Japanese government rules out further action on comfort women agreement

Posted on : 2018-01-10 16:46 KST Modified on : 2019-10-19 20:29 KST
The Abe administration termed the decision not to implement the deal as “utterly unacceptable”
Japanese Foreign Minister Taro Kono
Japanese Foreign Minister Taro Kono

The Japanese government blasted as “utterly unacceptable” South Korea’s announcement that a 2015 intergovernmental agreement on the comfort women issue was not a true resolution to the matter.

“The agreement between Japan and South Korea is a pledge between countries, and it is unacceptable [for South Korea] not to implement it simply because its government has changed,” Foreign Minister Taro Kono said on Jan. 9.

Kono also said it was “utterly unacceptable for the South Korean side to demand additional measures from Japan when the comfort women issue was confirmed to have been finally and irreversibly resolved [with the 2015 agreement].”

He further said the agreement was “unquestionably a crucial foundation [for bilateral relations] in Japan and South Korea’s cooperation in several areas, including responding to the North Korean threat.”

When asked by reporters about Tokyo’s response to South Korea’s plans to use government money to offset its contribution of one billion yen (US$8.9 million), Kono replied, “I don’t really know any more than what the South Korean government announced.”

“First of all, I would like to hear a clear explanation [from South Korea] on their true intentions,” he added.

Kono said he planned to “protest” the matter with Seoul.
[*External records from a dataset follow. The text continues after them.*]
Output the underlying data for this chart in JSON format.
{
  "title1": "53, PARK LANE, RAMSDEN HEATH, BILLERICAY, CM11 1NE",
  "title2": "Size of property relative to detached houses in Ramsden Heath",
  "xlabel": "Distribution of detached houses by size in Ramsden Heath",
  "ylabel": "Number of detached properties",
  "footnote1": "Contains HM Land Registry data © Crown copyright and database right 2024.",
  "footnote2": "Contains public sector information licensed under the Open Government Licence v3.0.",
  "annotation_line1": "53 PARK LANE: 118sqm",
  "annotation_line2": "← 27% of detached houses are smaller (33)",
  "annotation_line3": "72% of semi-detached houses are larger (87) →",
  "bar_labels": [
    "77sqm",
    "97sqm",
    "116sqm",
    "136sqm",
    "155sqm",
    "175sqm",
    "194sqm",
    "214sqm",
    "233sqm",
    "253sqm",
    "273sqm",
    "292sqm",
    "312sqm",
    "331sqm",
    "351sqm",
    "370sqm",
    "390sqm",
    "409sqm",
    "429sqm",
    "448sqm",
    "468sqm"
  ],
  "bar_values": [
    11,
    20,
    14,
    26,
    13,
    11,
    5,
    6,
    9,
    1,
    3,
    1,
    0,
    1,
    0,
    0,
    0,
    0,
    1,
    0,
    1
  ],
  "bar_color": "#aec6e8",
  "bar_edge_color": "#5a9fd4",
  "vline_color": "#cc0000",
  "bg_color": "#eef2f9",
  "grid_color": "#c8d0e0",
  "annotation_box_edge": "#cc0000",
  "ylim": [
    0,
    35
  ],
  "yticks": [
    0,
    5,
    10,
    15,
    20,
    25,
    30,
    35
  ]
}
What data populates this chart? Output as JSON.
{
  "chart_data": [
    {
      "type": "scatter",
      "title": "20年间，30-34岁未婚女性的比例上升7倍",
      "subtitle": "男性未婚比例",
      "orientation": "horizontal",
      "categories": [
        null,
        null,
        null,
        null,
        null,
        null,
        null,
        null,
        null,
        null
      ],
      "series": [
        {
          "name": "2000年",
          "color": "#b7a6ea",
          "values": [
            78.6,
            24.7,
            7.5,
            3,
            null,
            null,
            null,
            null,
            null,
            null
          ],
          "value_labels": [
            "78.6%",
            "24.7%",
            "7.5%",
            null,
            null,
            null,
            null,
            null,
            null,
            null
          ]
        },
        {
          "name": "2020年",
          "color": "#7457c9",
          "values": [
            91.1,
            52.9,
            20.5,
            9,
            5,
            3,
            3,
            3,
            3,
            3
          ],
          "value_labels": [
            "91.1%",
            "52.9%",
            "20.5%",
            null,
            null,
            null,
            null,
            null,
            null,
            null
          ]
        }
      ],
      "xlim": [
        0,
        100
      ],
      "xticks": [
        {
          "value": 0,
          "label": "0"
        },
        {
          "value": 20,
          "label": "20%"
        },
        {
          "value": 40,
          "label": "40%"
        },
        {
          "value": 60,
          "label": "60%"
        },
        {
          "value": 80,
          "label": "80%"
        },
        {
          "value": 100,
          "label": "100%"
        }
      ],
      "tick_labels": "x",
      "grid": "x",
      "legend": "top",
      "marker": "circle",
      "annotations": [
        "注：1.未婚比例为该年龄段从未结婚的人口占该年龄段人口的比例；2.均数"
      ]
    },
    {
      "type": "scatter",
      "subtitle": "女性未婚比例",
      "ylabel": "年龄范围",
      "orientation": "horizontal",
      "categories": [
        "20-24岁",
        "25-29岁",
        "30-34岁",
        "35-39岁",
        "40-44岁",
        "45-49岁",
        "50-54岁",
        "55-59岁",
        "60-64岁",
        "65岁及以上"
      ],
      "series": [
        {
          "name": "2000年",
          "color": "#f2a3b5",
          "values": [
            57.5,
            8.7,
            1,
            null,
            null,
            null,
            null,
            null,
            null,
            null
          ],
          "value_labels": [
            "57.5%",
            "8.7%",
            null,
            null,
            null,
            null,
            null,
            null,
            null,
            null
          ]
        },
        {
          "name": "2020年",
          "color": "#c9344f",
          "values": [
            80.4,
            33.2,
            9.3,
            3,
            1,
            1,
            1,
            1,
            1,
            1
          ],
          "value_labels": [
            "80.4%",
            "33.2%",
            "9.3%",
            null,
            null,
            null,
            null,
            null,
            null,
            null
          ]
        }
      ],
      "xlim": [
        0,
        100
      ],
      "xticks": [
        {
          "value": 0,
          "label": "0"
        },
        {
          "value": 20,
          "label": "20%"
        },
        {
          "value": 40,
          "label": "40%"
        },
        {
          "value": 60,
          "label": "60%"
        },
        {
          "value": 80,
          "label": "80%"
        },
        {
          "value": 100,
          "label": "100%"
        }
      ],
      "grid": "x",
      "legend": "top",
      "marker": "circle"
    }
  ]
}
But when asked if the Japanese ambassador to South Korea would be temporarily called home, he replied on that he “would like to see appropriate actions for now from Tokyo and Seoul.”

Kenji Kanasugi, Director-General of the Japanese Foreign Ministry's Asian and Oceanian Affairs Bureau, summoned Lee Hee-seop, a state affairs minister at the South Korean Embassy in Japan, to the ministry the same day to announce that Tokyo “cannot accept South Korea demanding any further measures from Japan.”

In remarks that day, South Korean Minister of Foreign Affairs Kang Kyung-wha said she “hope[d] to see Japan acknowledging the whole truth according to universal international standards and continuing to work to restore the victims’ reputations and dignity and heal their emotional wounds.” But the likelihood of Japan taking any further action is seen as realistically very slim.

When asked by the Diet in Oct. 2016 whether he planned any “additional emotional measures” such as a letter of apology to comfort women survivors, Prime Minister Shinzo Abe replied that he did not “have the slightest intention” to do so. In a briefing on the morning of Jan. 9, Chief Cabinet Secretary Yoshihide Suga said the agreement had “not budged a millimeter.”

Observers in Japan concluded that while the two sides will try to avoid any dramatic confrontations due to the need for a joint response on the North Korea issue, a chill in the two sides’ relations appears unavoidable for the time being.

The NHK network interpreted Seoul’s decision not to demand renegotiation as “an attempt to strike a balance between domestic opinion opposing the comfort women agreement and diplomatic ties with Japan.” It went on to say that South Korea’s “refusal to bend in its position that the problem is not resolved is expected to have some impact on the future of Japan-South Korea relations.”